Puis y'a les frères. Les pires. Ils ont le cul farci d'honneur, ils chérissent leurs petites soeurs comme s'ils avaient une chance d'un jour se les envoyer. Faut être con, quand même... Mais un con qui a le sens de l'honneur, y'a rien de plus dangereux.
Comment ils l'avaient retrouvé? Ben il avait posé la question, T.
Ta mouette qui te suit partout, elle est posée sur le toit de la taverne.
Que c'est con, un goéland...
La fille, ça faisait bien trois jours, du moins s'il ne se trompait pas de donzelle, qu'il avait fricoté entre ses cuisses. Trois jours, il pensait que le pire était passé... Que nenni...
Bon, quand trois gars costauds vous disent de sortir d'une taverne, vous vous exécutez, hein. Surtout T. Bref, les gars l'escortent, bien gentiment. Jusqu'à une ferme. Ahhh! Mais oui! C'était elle alors. Une jolie brune bien en chair, qui rigolait comme une belette. Et gémissait pareil. Elle avait gémi d'abord derrière la meule de foin, là bas. Puis dans la grange. Puis dans le grenier.

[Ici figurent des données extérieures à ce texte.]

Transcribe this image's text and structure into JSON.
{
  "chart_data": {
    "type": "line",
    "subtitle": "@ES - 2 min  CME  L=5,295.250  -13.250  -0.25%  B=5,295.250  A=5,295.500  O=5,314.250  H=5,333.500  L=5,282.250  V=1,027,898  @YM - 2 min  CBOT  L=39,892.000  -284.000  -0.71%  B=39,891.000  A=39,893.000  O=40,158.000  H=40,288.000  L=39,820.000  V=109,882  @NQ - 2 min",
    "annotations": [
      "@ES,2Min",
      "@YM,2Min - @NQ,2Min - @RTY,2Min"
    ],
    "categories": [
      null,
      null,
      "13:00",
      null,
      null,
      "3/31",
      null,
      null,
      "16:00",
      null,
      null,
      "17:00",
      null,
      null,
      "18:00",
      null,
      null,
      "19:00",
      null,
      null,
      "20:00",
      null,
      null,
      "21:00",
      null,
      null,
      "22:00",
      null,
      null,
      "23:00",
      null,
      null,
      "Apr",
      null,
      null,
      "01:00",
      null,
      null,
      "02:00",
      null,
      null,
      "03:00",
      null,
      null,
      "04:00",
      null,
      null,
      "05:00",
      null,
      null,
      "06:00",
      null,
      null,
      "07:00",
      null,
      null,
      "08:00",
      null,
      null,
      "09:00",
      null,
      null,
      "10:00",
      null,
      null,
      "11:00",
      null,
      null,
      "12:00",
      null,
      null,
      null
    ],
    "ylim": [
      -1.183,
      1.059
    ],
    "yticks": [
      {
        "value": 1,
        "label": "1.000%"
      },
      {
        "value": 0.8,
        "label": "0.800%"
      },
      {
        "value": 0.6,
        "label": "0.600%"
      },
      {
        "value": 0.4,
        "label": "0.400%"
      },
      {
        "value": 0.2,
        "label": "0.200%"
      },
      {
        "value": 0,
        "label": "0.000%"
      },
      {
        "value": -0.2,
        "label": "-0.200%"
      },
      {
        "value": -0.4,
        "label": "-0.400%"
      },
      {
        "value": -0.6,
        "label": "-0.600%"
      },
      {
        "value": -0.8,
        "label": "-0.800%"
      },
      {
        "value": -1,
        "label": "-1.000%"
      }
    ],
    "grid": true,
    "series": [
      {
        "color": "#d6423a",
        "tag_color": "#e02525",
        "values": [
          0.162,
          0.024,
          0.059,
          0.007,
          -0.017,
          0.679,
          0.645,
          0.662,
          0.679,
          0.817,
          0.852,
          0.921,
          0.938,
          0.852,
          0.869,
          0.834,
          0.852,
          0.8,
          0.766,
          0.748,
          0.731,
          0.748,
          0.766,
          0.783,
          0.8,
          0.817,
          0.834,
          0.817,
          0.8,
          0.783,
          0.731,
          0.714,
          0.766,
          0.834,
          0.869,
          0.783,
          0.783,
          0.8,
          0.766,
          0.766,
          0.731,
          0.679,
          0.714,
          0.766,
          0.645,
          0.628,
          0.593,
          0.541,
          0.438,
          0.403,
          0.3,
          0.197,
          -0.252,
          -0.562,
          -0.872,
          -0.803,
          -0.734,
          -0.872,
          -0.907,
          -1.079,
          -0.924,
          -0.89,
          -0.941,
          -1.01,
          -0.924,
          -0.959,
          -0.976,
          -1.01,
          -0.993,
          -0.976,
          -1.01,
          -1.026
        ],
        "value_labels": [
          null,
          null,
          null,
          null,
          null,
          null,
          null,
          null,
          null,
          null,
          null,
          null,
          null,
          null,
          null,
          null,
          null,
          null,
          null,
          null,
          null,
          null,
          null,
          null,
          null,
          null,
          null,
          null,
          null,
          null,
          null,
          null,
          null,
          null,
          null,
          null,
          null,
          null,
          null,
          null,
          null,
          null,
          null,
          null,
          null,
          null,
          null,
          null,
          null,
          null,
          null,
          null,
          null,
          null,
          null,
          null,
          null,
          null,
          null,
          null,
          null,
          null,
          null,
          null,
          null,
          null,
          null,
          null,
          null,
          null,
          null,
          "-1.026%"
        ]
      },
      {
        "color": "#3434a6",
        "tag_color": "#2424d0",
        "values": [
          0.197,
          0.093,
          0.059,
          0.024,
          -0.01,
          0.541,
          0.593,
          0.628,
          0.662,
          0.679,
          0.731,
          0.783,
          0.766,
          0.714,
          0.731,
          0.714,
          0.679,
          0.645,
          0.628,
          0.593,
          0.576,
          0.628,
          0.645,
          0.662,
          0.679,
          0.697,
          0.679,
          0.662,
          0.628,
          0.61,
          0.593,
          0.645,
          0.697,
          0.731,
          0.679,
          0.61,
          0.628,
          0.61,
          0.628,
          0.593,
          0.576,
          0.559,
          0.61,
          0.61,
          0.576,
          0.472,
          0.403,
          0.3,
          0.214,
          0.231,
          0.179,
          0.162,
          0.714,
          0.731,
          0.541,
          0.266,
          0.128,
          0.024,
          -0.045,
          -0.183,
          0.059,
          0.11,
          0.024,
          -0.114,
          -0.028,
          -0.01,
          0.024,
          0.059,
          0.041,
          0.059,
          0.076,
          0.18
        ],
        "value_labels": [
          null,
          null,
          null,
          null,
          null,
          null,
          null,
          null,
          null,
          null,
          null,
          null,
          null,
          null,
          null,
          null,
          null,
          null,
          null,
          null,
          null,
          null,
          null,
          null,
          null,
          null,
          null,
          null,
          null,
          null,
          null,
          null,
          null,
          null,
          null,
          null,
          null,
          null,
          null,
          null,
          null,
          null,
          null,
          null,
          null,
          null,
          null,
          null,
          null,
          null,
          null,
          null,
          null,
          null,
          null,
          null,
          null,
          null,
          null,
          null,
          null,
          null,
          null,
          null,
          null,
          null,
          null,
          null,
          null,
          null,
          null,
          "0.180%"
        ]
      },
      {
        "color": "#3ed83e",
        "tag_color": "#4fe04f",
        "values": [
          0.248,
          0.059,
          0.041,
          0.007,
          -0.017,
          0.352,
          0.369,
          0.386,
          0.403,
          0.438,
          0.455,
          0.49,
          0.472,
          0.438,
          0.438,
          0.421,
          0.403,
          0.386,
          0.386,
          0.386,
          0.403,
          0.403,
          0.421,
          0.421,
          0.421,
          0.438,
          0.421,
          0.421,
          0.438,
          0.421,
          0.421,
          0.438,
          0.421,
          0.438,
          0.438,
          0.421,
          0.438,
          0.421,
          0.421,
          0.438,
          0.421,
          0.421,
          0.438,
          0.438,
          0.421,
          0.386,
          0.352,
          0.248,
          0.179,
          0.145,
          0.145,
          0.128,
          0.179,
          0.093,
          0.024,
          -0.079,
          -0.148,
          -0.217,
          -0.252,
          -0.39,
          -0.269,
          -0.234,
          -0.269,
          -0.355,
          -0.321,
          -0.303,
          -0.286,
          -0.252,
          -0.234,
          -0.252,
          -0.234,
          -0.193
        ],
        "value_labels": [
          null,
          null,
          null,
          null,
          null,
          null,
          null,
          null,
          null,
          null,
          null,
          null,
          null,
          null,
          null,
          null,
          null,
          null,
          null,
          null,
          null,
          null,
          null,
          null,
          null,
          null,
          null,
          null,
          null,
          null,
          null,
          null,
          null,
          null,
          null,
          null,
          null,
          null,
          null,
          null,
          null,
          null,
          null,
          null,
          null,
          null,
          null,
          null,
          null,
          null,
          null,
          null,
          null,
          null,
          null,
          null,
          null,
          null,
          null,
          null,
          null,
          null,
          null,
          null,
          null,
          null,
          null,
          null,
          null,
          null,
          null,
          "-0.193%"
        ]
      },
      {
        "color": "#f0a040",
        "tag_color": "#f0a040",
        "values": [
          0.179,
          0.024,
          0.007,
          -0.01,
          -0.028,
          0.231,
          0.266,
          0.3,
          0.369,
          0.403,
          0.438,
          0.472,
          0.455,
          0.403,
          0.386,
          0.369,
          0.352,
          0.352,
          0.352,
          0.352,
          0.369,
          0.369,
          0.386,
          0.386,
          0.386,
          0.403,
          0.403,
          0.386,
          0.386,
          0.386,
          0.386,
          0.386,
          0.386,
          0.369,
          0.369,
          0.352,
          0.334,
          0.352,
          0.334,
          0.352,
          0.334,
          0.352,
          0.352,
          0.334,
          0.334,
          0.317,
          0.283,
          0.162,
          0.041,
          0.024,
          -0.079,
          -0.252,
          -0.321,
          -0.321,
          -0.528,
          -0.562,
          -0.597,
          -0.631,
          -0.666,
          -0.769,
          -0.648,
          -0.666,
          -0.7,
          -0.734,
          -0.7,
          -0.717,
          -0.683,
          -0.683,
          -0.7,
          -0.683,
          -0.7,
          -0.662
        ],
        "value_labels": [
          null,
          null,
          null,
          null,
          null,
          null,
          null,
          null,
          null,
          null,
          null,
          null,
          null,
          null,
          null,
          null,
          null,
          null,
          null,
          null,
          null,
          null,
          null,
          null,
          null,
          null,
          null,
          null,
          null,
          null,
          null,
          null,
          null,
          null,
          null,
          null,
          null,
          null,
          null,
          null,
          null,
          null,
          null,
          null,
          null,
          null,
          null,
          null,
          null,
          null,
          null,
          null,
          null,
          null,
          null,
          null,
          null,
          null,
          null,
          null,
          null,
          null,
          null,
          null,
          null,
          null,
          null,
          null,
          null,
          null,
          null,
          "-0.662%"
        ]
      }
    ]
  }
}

Puis dans le lit des parents.
Il avait retenu l'endroit parce qu'il s'était dit qu'il repasserait pour la mère.
Là, le frère lui avait beuglé de retirer ce sourire béat de sa sale gueule. Un peu vexé, le T. Il n'était pas si moche. Il avait fait remarquer au frère que sa soeur lui avait plutôt fait des compliments sur son minois.
Aïe. Mauvaise pioche, T. Les coups avaient commencé. Trois, ça fait six poings, et autant de pieds. Pour finir, ils l'avaient balancé dans le tas de fumier paternel. Et le frère avait cru bon d'assortir le tabassage d'une vilaine menace en plaquant un couteau de boucher juste sous sa gorge.
Voilà comment on en était arrivé là.
Et c'est le moment que ce satané volatile avait choisi pour intervenir, après, sans nul doute, s'être bien amusé de la situation. Il avait foncé sur l'agresseur, griffes en avant, et l'autre s'était mis à hurler comme un porc qu'on égorge. Puis Django -Django, c'est le goéland, hein...- s'était rabattu sur les deux autres.
Il s'était fait rebaptisé de créature du diable... Comme si le diable avait besoin de goélands... non mais... Puis les courageux avaient filé sous les battements d'ailes rageurs de Django. C'était les corbeaux, les créatures du diable, tout le monde le savait. Et allez dire à un goéland qu'il ressemble à un corbeau, vous verrez.
Susceptibles, ces bêtes là.
Enfin... S'extrayant du fumier, T. épousseta sa chemise déchirée et pleine de purin. Sous sa pommette gonflait un vilain hématome. L'arcade saignait aussi, jalouse du nez, sans doute. Les flancs douloureux, ben oui, roués de coups de pieds, ça n'aide pas, T. se décida à redescendre vers le bourg.
Limoges commençait à l'ennuyer. Si on le repérait à plusieurs lieues à la ronde rien qu'à cause de ce crétin de goéland, c'est qu'il ne faisait plus bon traîner par ici. Bien décidé, il se mit en chemin vers la bicoque d'E.
E... Damnation... Il s'était dit qu'après la cinquième taverne et le septième troussage, il se rendrait à sa défête. Enfin... il y avait pensé une fois, après un pelotage en règle, parce qu'il avait remarqué à la base d'un sein le même grain de beauté que... enfin, bref.
La nuit était tombée depuis belle lurette. Et la maisonnette d'E était d'un calme... Ils étaient déjà tous repartis? Ils étaient d'un triste, ces limogés...
Non, tiens, une lueur à la fenêtre...P't'être qu'E. était en train de se dévêtir pour aller se mettre au lit. Hmm... Voilà une idée qui le mettait en joie... Succombant à ces tendances voyeuses, il succombe toujours à toutes ses tendances, T, avec parfois les résultats que l'on sait, il rapprocha un tonneau de la fenêtre éclairée, grimpa dessus et lorgna à travers. Sauf que dans le noir, il est difficile de vérifier l'équilibre d'un tonneau.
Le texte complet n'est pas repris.